Can you tell us about your career before joining the Society?
I am a bit of poacher turned gamekeeper in that I have worked in private practice in big firms for over 25 years. My career has been varied but there have been consistent strands in relation to risk management, quality assurance and change management. I started out as a corporate solicitor and then moved into knowledge management as a corporate professional support lawyer at McGrigors. I first became involved with risk management and quality assurance when McGrigors set up its risk management function around 2004 and continued to work in those areas, as well as knowledge management, after that. For a few years I was director of Risk and Knowledge at HBJ Gateley before returning to Pinsent Masons, where I was working when I joined the Society.
What motivated you to become a solicitor?
Accident! My first degree was in history and my options on graduating seemed to be academia, teaching or law. I thought that law would be the most challenging, so applied for the accelerated LLB, and here I still am.
What attracted you to the role at the Society?

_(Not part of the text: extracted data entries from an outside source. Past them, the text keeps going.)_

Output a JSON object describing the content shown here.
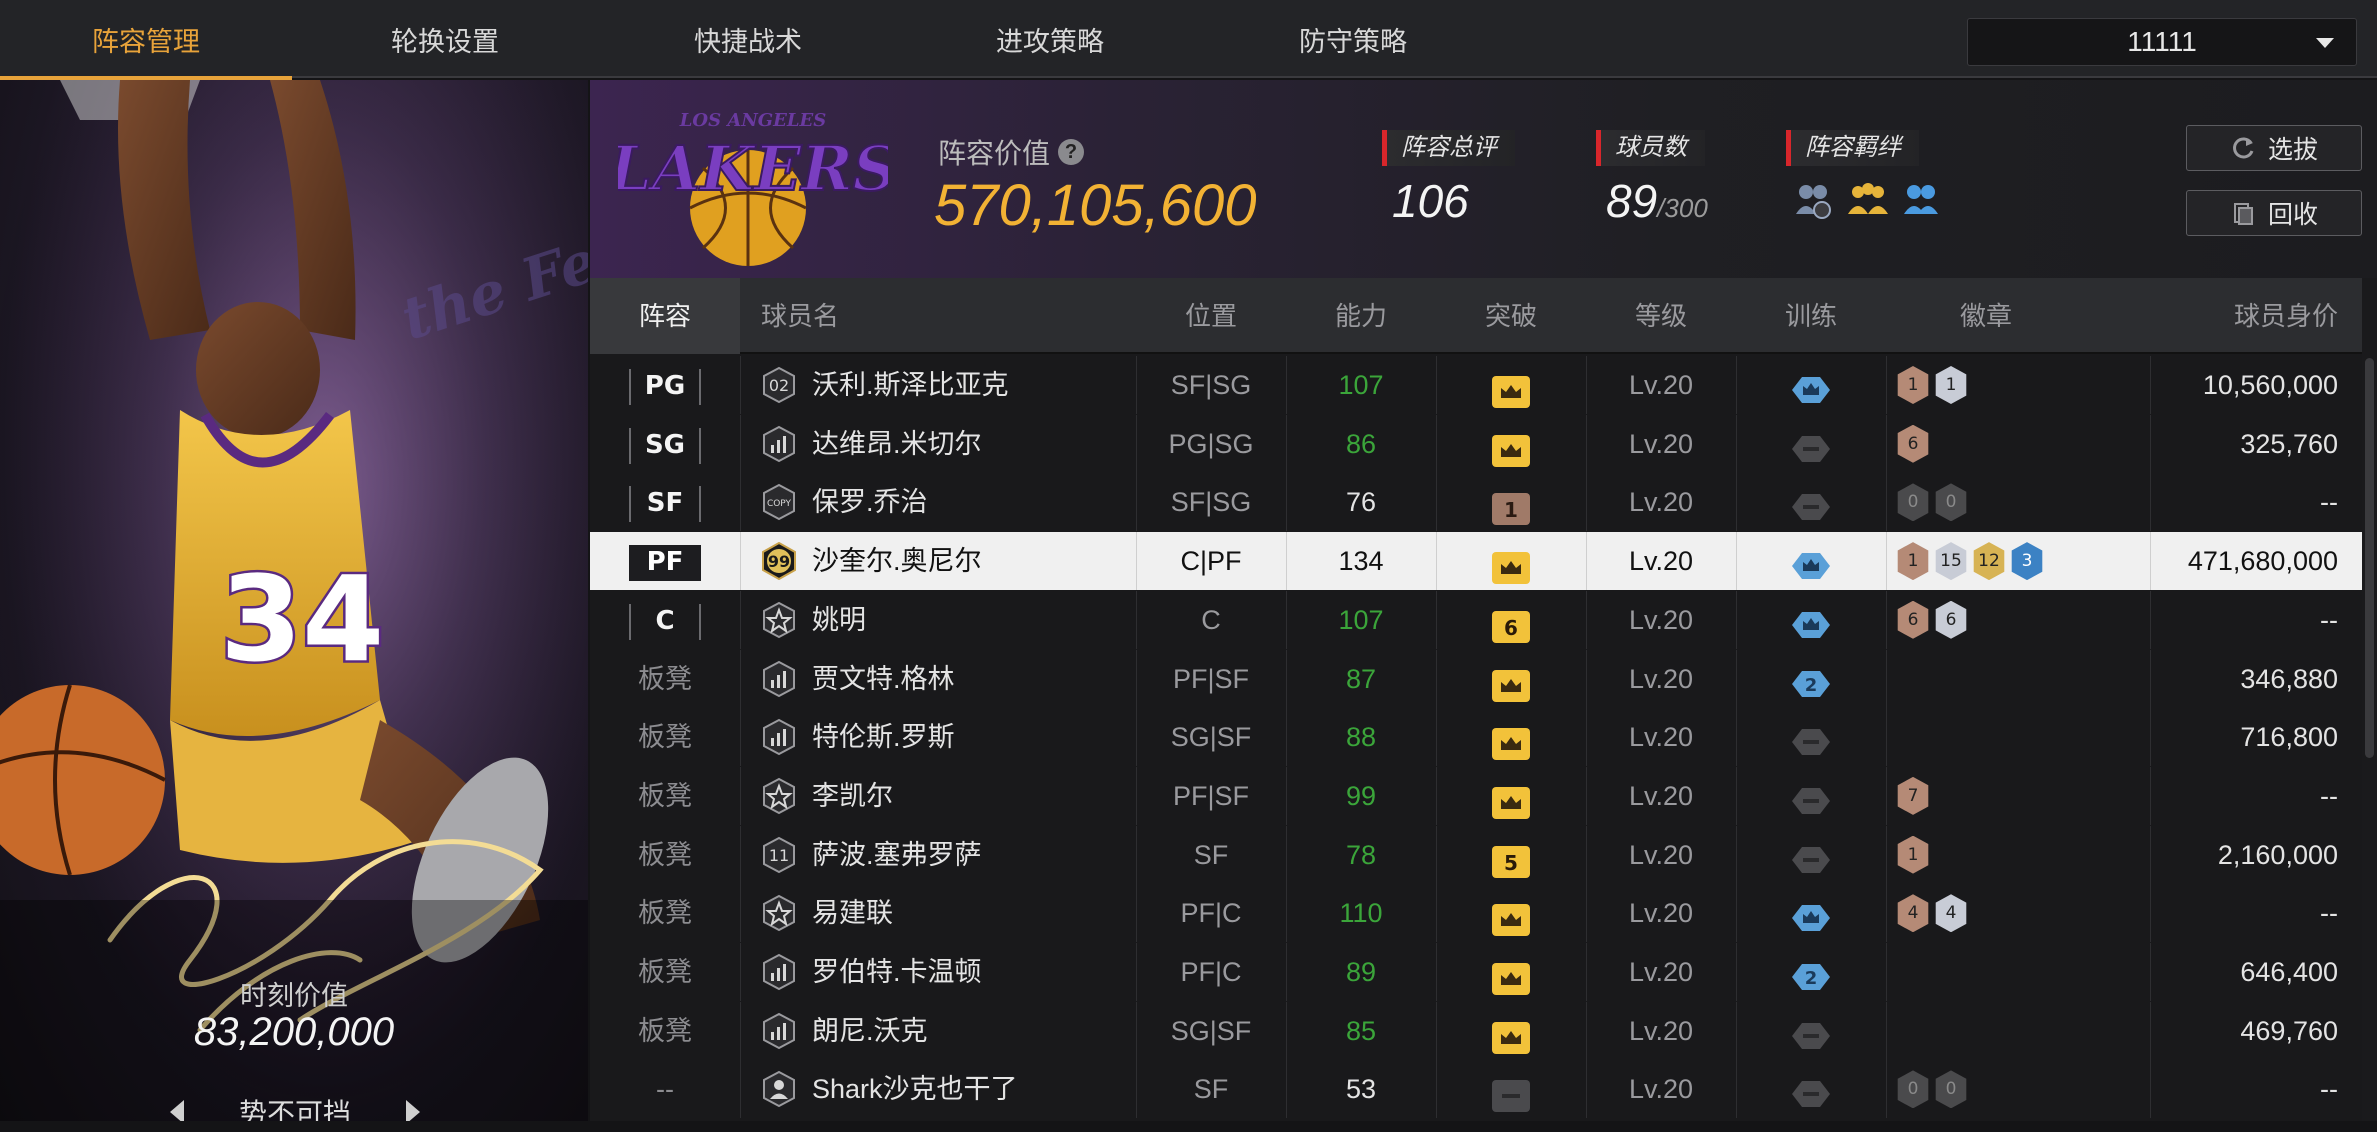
{
  "tabs": [
    {
      "label": "阵容管理",
      "active": true
    },
    {
      "label": "轮换设置",
      "active": false
    },
    {
      "label": "快捷战术",
      "active": false
    },
    {
      "label": "进攻策略",
      "active": false
    },
    {
      "label": "防守策略",
      "active": false
    }
  ],
  "lineup_selector": {
    "value": "11111"
  },
  "hero": {
    "moment_label": "时刻价值",
    "moment_value": "83,200,000",
    "jersey": "34",
    "card_name": "势不可挡"
  },
  "team": {
    "logo_text": "LAKERS",
    "logo_subtext": "LOS ANGELES",
    "value_label": "阵容价值",
    "value": "570,105,600",
    "overall_label": "阵容总评",
    "overall": "106",
    "players_label": "球员数",
    "players": "89",
    "players_max": "/300",
    "bond_label": "阵容羁绊"
  },
  "buttons": {
    "select": "选拔",
    "recycle": "回收"
  },
  "columns": [
    "阵容",
    "球员名",
    "位置",
    "能力",
    "突破",
    "等级",
    "训练",
    "徽章",
    "球员身价"
  ],
  "rows": [
    {
      "slot": "PG",
      "starter": true,
      "grade": "02",
      "name": "沃利.斯泽比亚克",
      "position": "SF|SG",
      "ability": "107",
      "ability_color": "green",
      "breakthrough": "crown",
      "level": "Lv.20",
      "train": "crown",
      "badges": [
        [
          "bronze",
          "1"
        ],
        [
          "silver",
          "1"
        ]
      ],
      "price": "10,560,000"
    },
    {
      "slot": "SG",
      "starter": true,
      "grade": "bars",
      "name": "达维昂.米切尔",
      "position": "PG|SG",
      "ability": "86",
      "ability_color": "green",
      "breakthrough": "crown",
      "level": "Lv.20",
      "train": "none",
      "badges": [
        [
          "bronze",
          "6"
        ]
      ],
      "price": "325,760"
    },
    {
      "slot": "SF",
      "starter": true,
      "grade": "COPY",
      "name": "保罗.乔治",
      "position": "SF|SG",
      "ability": "76",
      "ability_color": "white",
      "breakthrough": "1",
      "level": "Lv.20",
      "train": "none",
      "badges": [
        [
          "dark",
          "0"
        ],
        [
          "dark",
          "0"
        ]
      ],
      "price": "--"
    },
    {
      "slot": "PF",
      "starter": true,
      "selected": true,
      "grade": "99",
      "name": "沙奎尔.奥尼尔",
      "position": "C|PF",
      "ability": "134",
      "ability_color": "white",
      "breakthrough": "crown",
      "level": "Lv.20",
      "train": "crown",
      "badges": [
        [
          "bronze",
          "1"
        ],
        [
          "silver",
          "15"
        ],
        [
          "gold",
          "12"
        ],
        [
          "blue",
          "3"
        ]
      ],
      "price": "471,680,000"
    },
    {
      "slot": "C",
      "starter": true,
      "grade": "star",
      "name": "姚明",
      "position": "C",
      "ability": "107",
      "ability_color": "green",
      "breakthrough": "6",
      "level": "Lv.20",
      "train": "crown",
      "badges": [
        [
          "bronze",
          "6"
        ],
        [
          "silver",
          "6"
        ]
      ],
      "price": "--"
    },
    {
      "slot": "板凳",
      "starter": false,
      "grade": "bars",
      "name": "贾文特.格林",
      "position": "PF|SF",
      "ability": "87",
      "ability_color": "green",
      "breakthrough": "crown",
      "level": "Lv.20",
      "train": "2",
      "badges": [],
      "price": "346,880"
    },
    {
      "slot": "板凳",
      "starter": false,
      "grade": "bars",
      "name": "特伦斯.罗斯",
      "position": "SG|SF",
      "ability": "88",
      "ability_color": "green",
      "breakthrough": "crown",
      "level": "Lv.20",
      "train": "none",
      "badges": [],
      "price": "716,800"
    },
    {
      "slot": "板凳",
      "starter": false,
      "grade": "star",
      "name": "李凯尔",
      "position": "PF|SF",
      "ability": "99",
      "ability_color": "green",
      "breakthrough": "crown",
      "level": "Lv.20",
      "train": "none",
      "badges": [
        [
          "bronze",
          "7"
        ]
      ],
      "price": "--"
    },
    {
      "slot": "板凳",
      "starter": false,
      "grade": "11",
      "name": "萨波.塞弗罗萨",
      "position": "SF",
      "ability": "78",
      "ability_color": "green",
      "breakthrough": "5",
      "level": "Lv.20",
      "train": "none",
      "badges": [
        [
          "bronze",
          "1"
        ]
      ],
      "price": "2,160,000"
    },
    {
      "slot": "板凳",
      "starter": false,
      "grade": "star",
      "name": "易建联",
      "position": "PF|C",
      "ability": "110",
      "ability_color": "green",
      "breakthrough": "crown",
      "level": "Lv.20",
      "train": "crown",
      "badges": [
        [
          "bronze",
          "4"
        ],
        [
          "silver",
          "4"
        ]
      ],
      "price": "--"
    },
    {
      "slot": "板凳",
      "starter": false,
      "grade": "bars",
      "name": "罗伯特.卡温顿",
      "position": "PF|C",
      "ability": "89",
      "ability_color": "green",
      "breakthrough": "crown",
      "level": "Lv.20",
      "train": "2",
      "badges": [],
      "price": "646,400"
    },
    {
      "slot": "板凳",
      "starter": false,
      "grade": "bars",
      "name": "朗尼.沃克",
      "position": "SG|SF",
      "ability": "85",
      "ability_color": "green",
      "breakthrough": "crown",
      "level": "Lv.20",
      "train": "none",
      "badges": [],
      "price": "469,760"
    },
    {
      "slot": "--",
      "starter": false,
      "grade": "person",
      "name": "Shark沙克也干了",
      "position": "SF",
      "ability": "53",
      "ability_color": "white",
      "breakthrough": "none",
      "level": "Lv.20",
      "train": "none",
      "badges": [
        [
          "dark",
          "0"
        ],
        [
          "dark",
          "0"
        ]
      ],
      "price": "--"
    }
  ],
  "colors": {
    "accent": "#e8a33a",
    "value_gold": "#f2b234",
    "green": "#3ba53a",
    "stat_red": "#d8262b",
    "crown_yellow": "#f2c23a",
    "train_blue": "#5aa0d8"
  }
}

Again, the challenges, and the opportunity to lead the regulation of the profession especially against the backdrop of the ongoing legal services review. Knowing that my work makes a difference to the profession and to users of legal services is also a driver.
Have your perceptions of the Society changed since you joined?
Not really. I hoped to work with friendly, motivated and highly skilled individuals and that has been my experience.
How have you found the experience of joining the Society in the midst of a global pandemic?
I don’t think I would recommend joining any organisation during a global pandemic and full lockdown! It has made it more challenging to connect with people and learn the Society’s ways of working, but everyone has bent over backwards to be helpful and, with the easing of lockdown, I have recently enjoyed some walking meetings with colleagues. Thank goodness we have video, phone and email communication, but there’s no substitute for face-to-face connection. And I do miss being able to print and read documents in hard copy!
What do you see as the key regulatory issues for the profession going forward?
At the moment, the challenge for the profession is maintaining high quality client service and continuing regulatory compliance in the face of remote working, furlough and court closures – a challenge to which the profession is rising admirably.
In the longer term, the legal services review is essential to allow us to modernise the regulation of the profession. We need things like a better complaints system, restrictions around the use of the title “lawyer” and a system of entity regulation. I believe the Society is best placed to continue to deliver strong regulation and to take the lead in implementing any changes brought forward by Scottish Government to our governing legislation.
If you could offer one piece of advice to members of the Scottish legal profession at the moment, what would it be?
To look after your mental health and wellbeing – and to tell someone if you need help. Not only is that the right thing for each of us individually, it’s the best thing for clients too. Stressed and worn out solicitors are more likely to cut corners, make mistakes or deliver poor client service.
What keeps you busy outside of work?
A silver lining of the current situation has been the return of my 18 and 20 year olds to the empty nest. Spending time on long walks together, them teaching me new recipes and joining forces on Zoom quizzes has been joyful.